Plaidant : Me Matthieu LAMORIL de la SELARL VINCHANT LAMORIL, avocat au barreau d'ARRAS, vestiaire : 29

INTIMÉE

****************

Composition de la cour :

En application des dispositions de l'article 805 du code de procédure civile, l'affaire a été débattue à l'audience publique du 02 Octobre 2024 les avocats des parties ne s'y étant pas opposés, devant Mme Florence SCHARRE, Conseillère chargé du rapport.

Ce magistrat a rendu compte des plaidoiries dans le délibéré de la cour, composée de :

Madame Laurence SINQUIN, Présidente,

Mme Florence SCHARRE, Conseillère,

Madame Aurélie GAILLOTTE, Conseillère,

Greffier lors des débats : Madame Angeline SZEWCZIKOWSKI,

FAITS ET PROCÉDURE

La société La Poste est une société anonyme nationale à conseil d'administration (SA) immatriculée au registre du commerce et des sociétés (RCS) de Paris sous le n° 356 000 000.

La société La Poste, dans le cadre d'une mission de service public et d'intérêt général, exploite des activités de collecte, tri, transport et de distribution d'envois postaux. Elle exerce également en réseau une activité bancaire à travers ses bureaux.

Elle emploie environ 200 000 salariés sur l'ensemble du territoire français.

Par contrat à durée indéterminée en date du 16 janvier 2019, Mme [G] [U] a été engagée par la société La Poste en qualité de conseiller financier au sein de l'agence postale de [Localité 5] Hôtel de Ville (92), moyennant un salaire mensuel brut de 2 044,92 euros.

Sa période d'essai a été contractuellement définie comme débutant le 21 janvier 2019 et devant se terminer le 21 avril 2019.

La relation de travail était régie par les dispositions de la convention d'entreprises La Poste ' France Télécom.

Mme [G] [U] a été placée en arrêt de travail pour cause de maladie à compter du 27 avril et jusqu'au 12 mai 2019.

Par courrier recommandé avec accusé de réception en date du 6 mai 2019, la société La Poste a mis en demeure Mme [G] [U] de justifier de son absence à compter du 27 avril 2019 et de reprendre le travail.

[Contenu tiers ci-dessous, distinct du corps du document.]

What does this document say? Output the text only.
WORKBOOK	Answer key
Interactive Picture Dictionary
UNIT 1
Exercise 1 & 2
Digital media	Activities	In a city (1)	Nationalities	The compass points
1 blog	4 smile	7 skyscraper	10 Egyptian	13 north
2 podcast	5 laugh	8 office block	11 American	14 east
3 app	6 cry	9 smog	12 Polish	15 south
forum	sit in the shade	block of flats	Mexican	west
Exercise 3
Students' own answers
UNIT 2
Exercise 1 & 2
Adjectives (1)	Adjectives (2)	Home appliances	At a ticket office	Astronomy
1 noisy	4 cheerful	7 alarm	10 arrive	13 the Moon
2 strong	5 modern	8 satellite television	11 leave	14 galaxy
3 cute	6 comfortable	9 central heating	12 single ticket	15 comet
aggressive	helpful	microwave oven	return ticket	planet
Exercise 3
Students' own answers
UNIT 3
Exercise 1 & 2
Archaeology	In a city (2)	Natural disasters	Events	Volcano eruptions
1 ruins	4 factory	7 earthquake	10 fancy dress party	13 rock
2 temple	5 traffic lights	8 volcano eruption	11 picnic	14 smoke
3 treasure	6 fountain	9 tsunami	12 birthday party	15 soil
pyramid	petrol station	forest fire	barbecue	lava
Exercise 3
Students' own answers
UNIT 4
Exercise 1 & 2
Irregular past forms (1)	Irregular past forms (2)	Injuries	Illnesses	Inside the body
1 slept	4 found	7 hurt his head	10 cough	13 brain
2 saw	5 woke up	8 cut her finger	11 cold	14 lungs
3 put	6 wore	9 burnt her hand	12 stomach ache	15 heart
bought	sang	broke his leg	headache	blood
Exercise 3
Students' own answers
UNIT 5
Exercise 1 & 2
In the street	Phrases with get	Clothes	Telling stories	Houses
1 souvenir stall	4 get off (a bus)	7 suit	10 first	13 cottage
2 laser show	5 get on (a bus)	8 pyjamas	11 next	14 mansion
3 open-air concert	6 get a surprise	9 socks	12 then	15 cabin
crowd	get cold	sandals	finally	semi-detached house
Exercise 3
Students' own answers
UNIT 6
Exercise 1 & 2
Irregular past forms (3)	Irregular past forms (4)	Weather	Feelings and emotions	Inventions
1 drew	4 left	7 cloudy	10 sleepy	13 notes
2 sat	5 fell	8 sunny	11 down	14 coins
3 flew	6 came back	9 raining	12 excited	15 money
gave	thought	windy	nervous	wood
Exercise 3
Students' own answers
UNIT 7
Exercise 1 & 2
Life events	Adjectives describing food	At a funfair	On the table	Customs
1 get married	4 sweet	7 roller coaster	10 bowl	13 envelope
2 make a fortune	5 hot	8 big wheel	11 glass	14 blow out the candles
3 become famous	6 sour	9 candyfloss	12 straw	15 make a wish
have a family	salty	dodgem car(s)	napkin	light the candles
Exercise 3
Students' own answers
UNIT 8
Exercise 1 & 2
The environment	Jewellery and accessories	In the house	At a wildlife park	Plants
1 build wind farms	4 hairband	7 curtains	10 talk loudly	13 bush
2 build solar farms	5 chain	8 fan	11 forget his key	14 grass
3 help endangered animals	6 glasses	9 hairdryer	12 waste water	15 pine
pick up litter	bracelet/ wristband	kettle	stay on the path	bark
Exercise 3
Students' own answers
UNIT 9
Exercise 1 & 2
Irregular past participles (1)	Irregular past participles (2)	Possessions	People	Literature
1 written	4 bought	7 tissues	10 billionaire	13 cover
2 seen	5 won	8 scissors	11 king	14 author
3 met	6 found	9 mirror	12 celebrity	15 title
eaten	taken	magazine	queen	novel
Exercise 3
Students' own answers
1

Le 13 mai 2019, Mme [G] [U] a repris son poste de travail.

Le 14 mai 2019, Mme [G] [U] a été à nouveau placée en arrêt de travail pour cause de maladie jusqu'au 1er juin 2019.

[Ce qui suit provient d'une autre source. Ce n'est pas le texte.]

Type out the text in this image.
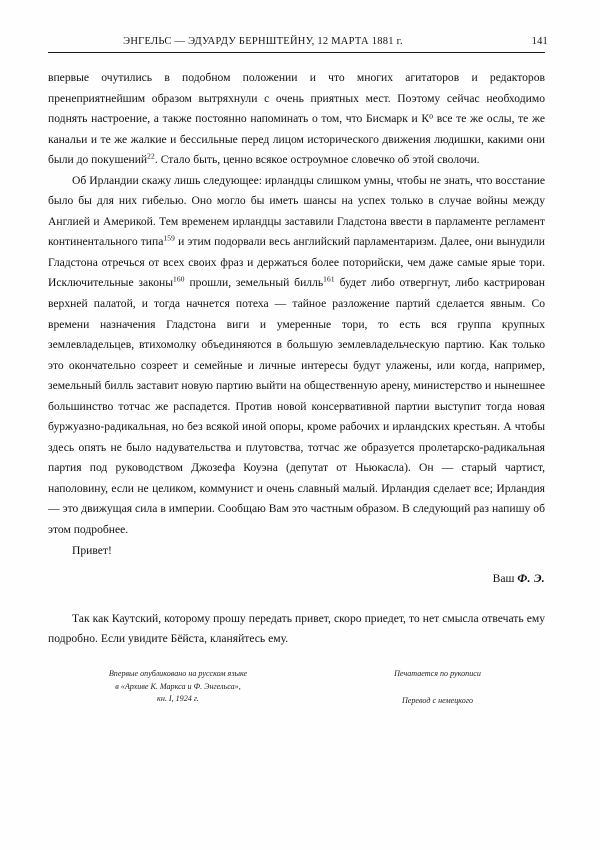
ЭНГЕЛЬС — ЭДУАРДУ БЕРНШТЕЙНУ, 12 МАРТА 1881 г.	141

впервые очутились в подобном положении и что многих агитаторов и редакторов пренеприятнейшим образом вытряхнули с очень приятных мест. Поэтому сейчас необходимо поднять настроение, а также постоянно напоминать о том, что Бисмарк и $К^о$ все те же ослы, те же канальи и те же жалкие и бессильные перед лицом исторического движения людишки, какими они были до покушений$^{22}$. Стало быть, ценно всякое остроумное словечко об этой сволочи.

Об Ирландии скажу лишь следующее: ирландцы слишком умны, чтобы не знать, что восстание было бы для них гибелью. Оно могло бы иметь шансы на успех только в случае войны между Англией и Америкой. Тем временем ирландцы заставили Гладстона ввести в парламенте регламент континентального типа$^{159}$ и этим подорвали весь английский парламентаризм. Далее, они вынудили Гладстона отречься от всех своих фраз и держаться более поторийски, чем даже самые ярые тори. Исключительные законы$^{160}$ прошли, земельный билль$^{161}$ будет либо отвергнут, либо кастрирован верхней палатой, и тогда начнется потеха — тайное разложение партий сделается явным. Со времени назначения Гладстона виги и умеренные тори, то есть вся группа крупных землевладельцев, втихомолку объединяются в большую землевладельческую партию. Как только это окончательно созреет и семейные и личные интересы будут улажены, или когда, например, земельный билль заставит новую партию выйти на общественную арену, министерство и нынешнее большинство тотчас же распадется. Против новой консервативной партии выступит тогда новая буржуазно-радикальная, но без всякой иной опоры, кроме рабочих и ирландских крестьян. А чтобы здесь опять не было надувательства и плутовства, тотчас же образуется пролетарско-радикальная партия под руководством Джозефа Коуэна (депутат от Ньюкасла). Он — старый чартист, наполовину, если не целиком, коммунист и очень славный малый. Ирландия сделает все; Ирландия — это движущая сила в империи. Сообщаю Вам это частным образом. В следующий раз напишу об этом подробнее.

Привет!

Ваш Ф. Э.

Так как Каутский, которому прошу передать привет, скоро приедет, то нет смысла отвечать ему подробно. Если увидите Бёйста, кланяйтесь ему.

Впервые опубликовано на русском языке
в «Архиве К. Маркса и Ф. Энгельса»,
кн. I, 1924 г.
Печатается по рукописи
Перевод с немецкого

Par courrier recommandé avec accusé de réception en date du 21 mai 2019, la société La Poste a mis en demeure Mme [G] [U] de justifier de son absence à compter du 15 mai 2019 et de reprendre le travail.

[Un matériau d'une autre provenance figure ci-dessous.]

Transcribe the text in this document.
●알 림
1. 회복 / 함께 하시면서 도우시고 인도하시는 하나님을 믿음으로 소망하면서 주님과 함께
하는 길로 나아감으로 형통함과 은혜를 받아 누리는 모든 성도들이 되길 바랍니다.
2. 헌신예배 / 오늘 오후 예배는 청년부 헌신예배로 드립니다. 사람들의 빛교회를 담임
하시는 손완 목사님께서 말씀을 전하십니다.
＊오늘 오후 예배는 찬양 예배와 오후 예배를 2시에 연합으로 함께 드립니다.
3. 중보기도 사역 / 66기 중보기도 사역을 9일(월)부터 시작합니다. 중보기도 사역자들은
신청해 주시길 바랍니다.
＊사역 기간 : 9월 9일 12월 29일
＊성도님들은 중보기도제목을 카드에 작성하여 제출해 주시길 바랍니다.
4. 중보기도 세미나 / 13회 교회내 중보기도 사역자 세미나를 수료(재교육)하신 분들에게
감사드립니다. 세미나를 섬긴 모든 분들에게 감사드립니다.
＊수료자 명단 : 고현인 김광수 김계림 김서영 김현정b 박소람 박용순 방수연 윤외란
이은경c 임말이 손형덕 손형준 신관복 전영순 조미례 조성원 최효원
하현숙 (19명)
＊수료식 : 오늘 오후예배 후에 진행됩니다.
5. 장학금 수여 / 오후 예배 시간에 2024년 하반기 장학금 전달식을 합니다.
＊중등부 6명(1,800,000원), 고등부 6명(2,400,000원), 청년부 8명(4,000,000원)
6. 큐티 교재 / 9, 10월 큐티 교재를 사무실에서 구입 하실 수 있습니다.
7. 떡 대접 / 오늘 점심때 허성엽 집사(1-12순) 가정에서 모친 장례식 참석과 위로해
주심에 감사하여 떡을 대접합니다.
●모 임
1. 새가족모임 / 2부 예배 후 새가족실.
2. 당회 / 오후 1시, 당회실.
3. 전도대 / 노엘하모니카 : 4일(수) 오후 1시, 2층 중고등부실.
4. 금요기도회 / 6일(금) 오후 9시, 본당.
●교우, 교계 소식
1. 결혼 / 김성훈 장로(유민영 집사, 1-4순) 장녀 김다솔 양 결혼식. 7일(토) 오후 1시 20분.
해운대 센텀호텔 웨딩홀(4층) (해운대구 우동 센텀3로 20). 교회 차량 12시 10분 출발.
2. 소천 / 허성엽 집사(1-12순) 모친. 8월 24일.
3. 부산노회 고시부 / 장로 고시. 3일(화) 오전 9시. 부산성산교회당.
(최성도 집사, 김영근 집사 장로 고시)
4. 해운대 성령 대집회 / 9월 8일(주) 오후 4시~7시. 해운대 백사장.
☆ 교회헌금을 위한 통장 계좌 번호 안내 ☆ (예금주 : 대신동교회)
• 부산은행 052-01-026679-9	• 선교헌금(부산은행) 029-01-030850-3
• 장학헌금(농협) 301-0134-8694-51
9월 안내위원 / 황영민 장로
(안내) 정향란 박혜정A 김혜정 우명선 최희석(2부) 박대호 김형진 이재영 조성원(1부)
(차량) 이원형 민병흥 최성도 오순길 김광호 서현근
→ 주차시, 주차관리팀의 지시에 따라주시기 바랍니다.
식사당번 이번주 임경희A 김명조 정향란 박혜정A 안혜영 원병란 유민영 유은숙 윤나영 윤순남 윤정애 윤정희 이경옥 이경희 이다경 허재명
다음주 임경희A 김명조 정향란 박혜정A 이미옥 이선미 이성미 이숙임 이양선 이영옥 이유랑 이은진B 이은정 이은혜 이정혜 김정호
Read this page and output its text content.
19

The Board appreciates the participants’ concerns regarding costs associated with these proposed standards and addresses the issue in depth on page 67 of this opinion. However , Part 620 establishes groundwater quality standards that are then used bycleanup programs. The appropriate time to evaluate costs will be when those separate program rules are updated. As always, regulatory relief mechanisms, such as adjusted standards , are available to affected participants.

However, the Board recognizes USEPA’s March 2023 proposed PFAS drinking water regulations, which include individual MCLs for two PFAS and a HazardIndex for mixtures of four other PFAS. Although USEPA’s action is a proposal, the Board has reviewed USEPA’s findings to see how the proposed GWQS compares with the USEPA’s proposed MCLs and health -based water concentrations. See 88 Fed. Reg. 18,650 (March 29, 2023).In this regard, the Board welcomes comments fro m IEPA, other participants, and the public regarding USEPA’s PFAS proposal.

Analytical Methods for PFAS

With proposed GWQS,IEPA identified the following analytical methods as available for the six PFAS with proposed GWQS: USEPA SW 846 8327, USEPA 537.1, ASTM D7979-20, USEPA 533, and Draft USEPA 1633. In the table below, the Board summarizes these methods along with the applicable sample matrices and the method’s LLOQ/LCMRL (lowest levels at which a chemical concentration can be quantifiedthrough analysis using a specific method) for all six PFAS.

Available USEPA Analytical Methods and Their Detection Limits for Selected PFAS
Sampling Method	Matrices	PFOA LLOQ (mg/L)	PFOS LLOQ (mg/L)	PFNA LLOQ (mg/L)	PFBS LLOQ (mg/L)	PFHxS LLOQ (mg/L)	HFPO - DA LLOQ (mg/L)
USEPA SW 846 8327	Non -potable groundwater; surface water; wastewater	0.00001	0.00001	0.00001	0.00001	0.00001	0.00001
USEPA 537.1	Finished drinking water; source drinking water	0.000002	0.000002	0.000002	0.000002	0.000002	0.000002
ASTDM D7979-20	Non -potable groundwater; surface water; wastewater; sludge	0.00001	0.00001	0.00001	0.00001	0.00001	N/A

Par courrier recommandé avec accusé de réception en date du 6 juin 2019, la société La Poste a convoqué Mme [G] [U] à un entretien préalable à un éventuel licenciement, prévu le 19 juin 2019.

Par courrier recommandé avec accusé de réception en date du 1er juillet 2019, la société La Poste a convoqué Mme [G] [U] à un entretien devant la commission consultative paritaire, prévu le 11 juillet 2019.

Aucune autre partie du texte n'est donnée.